The Greenville Fire Department was created in 1871, after a very destructive fire. On the night of December 12, 1855, a fire took place in the 3rd story of the Buckeye House, located on the southeast corner of Broadway and the Public Square (the old Masonic Temple site), burning it to the ground. The proprietor, J.L. Winner, suffered a total loss. By a coincidence of favorable circumstances, the fire was contained to this one building. After this experience with fire, the purchase of a hand fire pumper and the organization of a firefighters' brigade was discussed. The excitement soon died away and no action was taken, so the matter was dropped. Then, sixteen years later, on the night of April 21,1871, a big fire started in the livery barn of George Stevens (known as the "Flying Dutchman"), just east of the present government building, spreading east to the Blottman Building and Tod & Snyder's stable on East Third Street, scattering fire on the Christian and Lutheran Churches. Loss was estimated between $15,000 - $50,000.

The public was now convinced of the need for adequate fire protection. They appealed to the City Council to organize a fire department and buy the equipment needed. An ordinance was passed by the City Council on May 29,1871, thus creating the Greenville Fire Department. The fire department consisted of a chief, first and second assistants, three fire wardens, and such men as may be needed from time to time.
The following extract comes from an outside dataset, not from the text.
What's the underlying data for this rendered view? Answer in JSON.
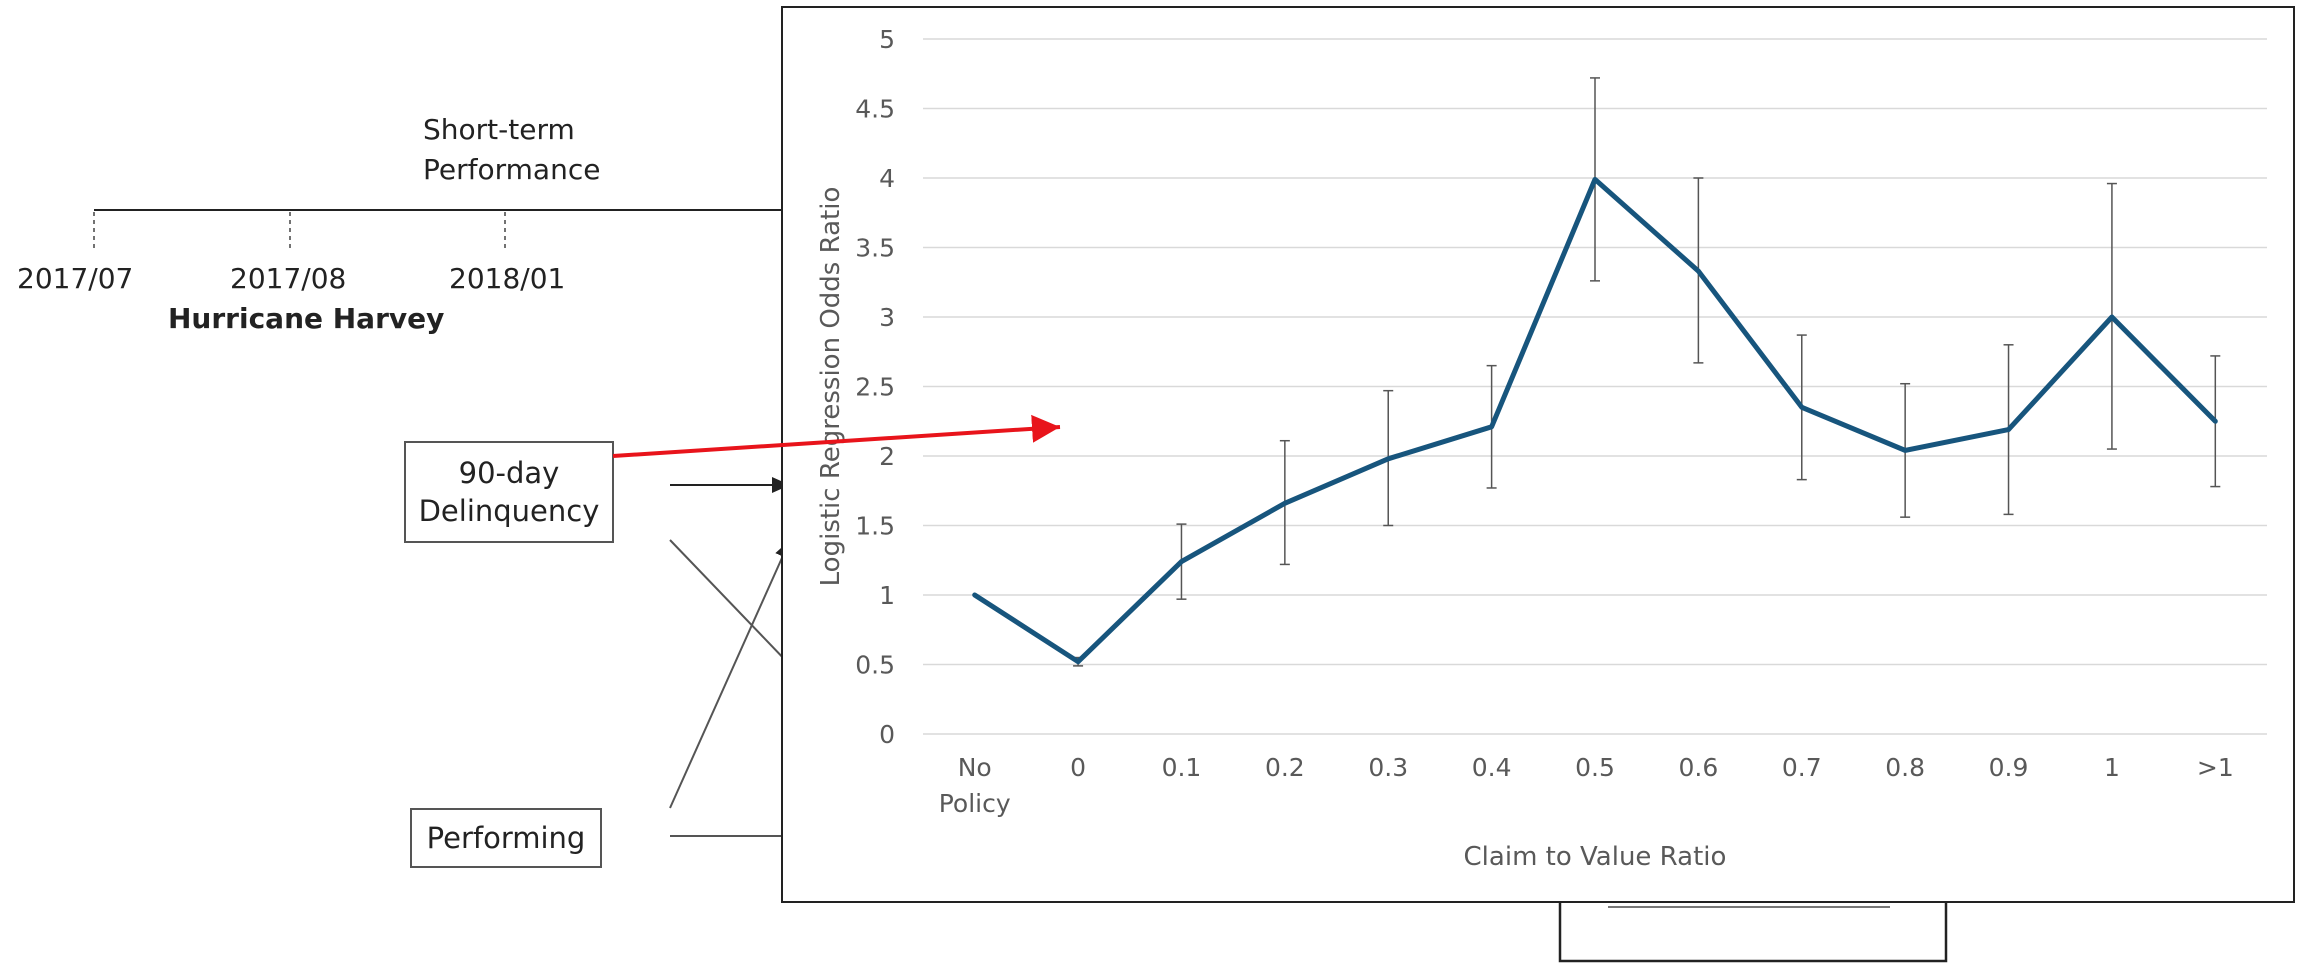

Bonds were issued at this meeting for six thousand dollars, to pay for the expenses of the new department for the years 1872, 1873, and 1874. The first Chief appointed was Reverend D.K. McConnell, of the Christian Church.
Fire House with Crew and Vehicles Black and White Photo
Old Fire House Front Black and White Photo
On June 16, 1871, a Silsby steam fire engine, two hose reels, and five-hundred feet of hose was purchased for $7,200. The steamer was entitled "Greenville". This engine was kept in a frame building on Lot 59, West Main Street, until a new City Hall was completed in 1875. A room had been constructed in the north side of that building to house the fire equipment.

On May 21, 1881, an ordinance was passed by City Council to purchase a second Silsby fire engine for $3,450. Due to the growth of the fire department, a more adequate housing facility would have to be provided. The City Council passed an ordinance on February 26,1883, to issue bonds not to exceed seven-thousand dollars, to purchase real estate for the fire department and its equipment. On May 28, 1883, Lot 73, on the northeast corner of Broadway and the Public Square, was purchased for $3,500. The old brick building which stood on this corner was torn down and a useful, convenient, modern two-story fire department building was erected. It had two large exits on the Public Square, stable accommodations for several horses in the rear of the building, and sleeping accommodations above. A second team of horses was also purchased at this time. The Committee of Fire presented a resolution at this time to withdraw $2,100 from the Bridge and Culvert Fund and a $300 loan from the General Fund to purchase a fire alarm telegraph. On March 24,1890, an ordinance was made and passed to purchase the Gamewell Fire Alarm Telegraph System for $2,500. This equipment was reliable and was used until 1988, when it was removed from service and sold at public auction for $2,078.50.

On January 29,1894, an ordinance was passed making the Greenville Fire Department a paid department. The ordinance became effective March 1, 1894.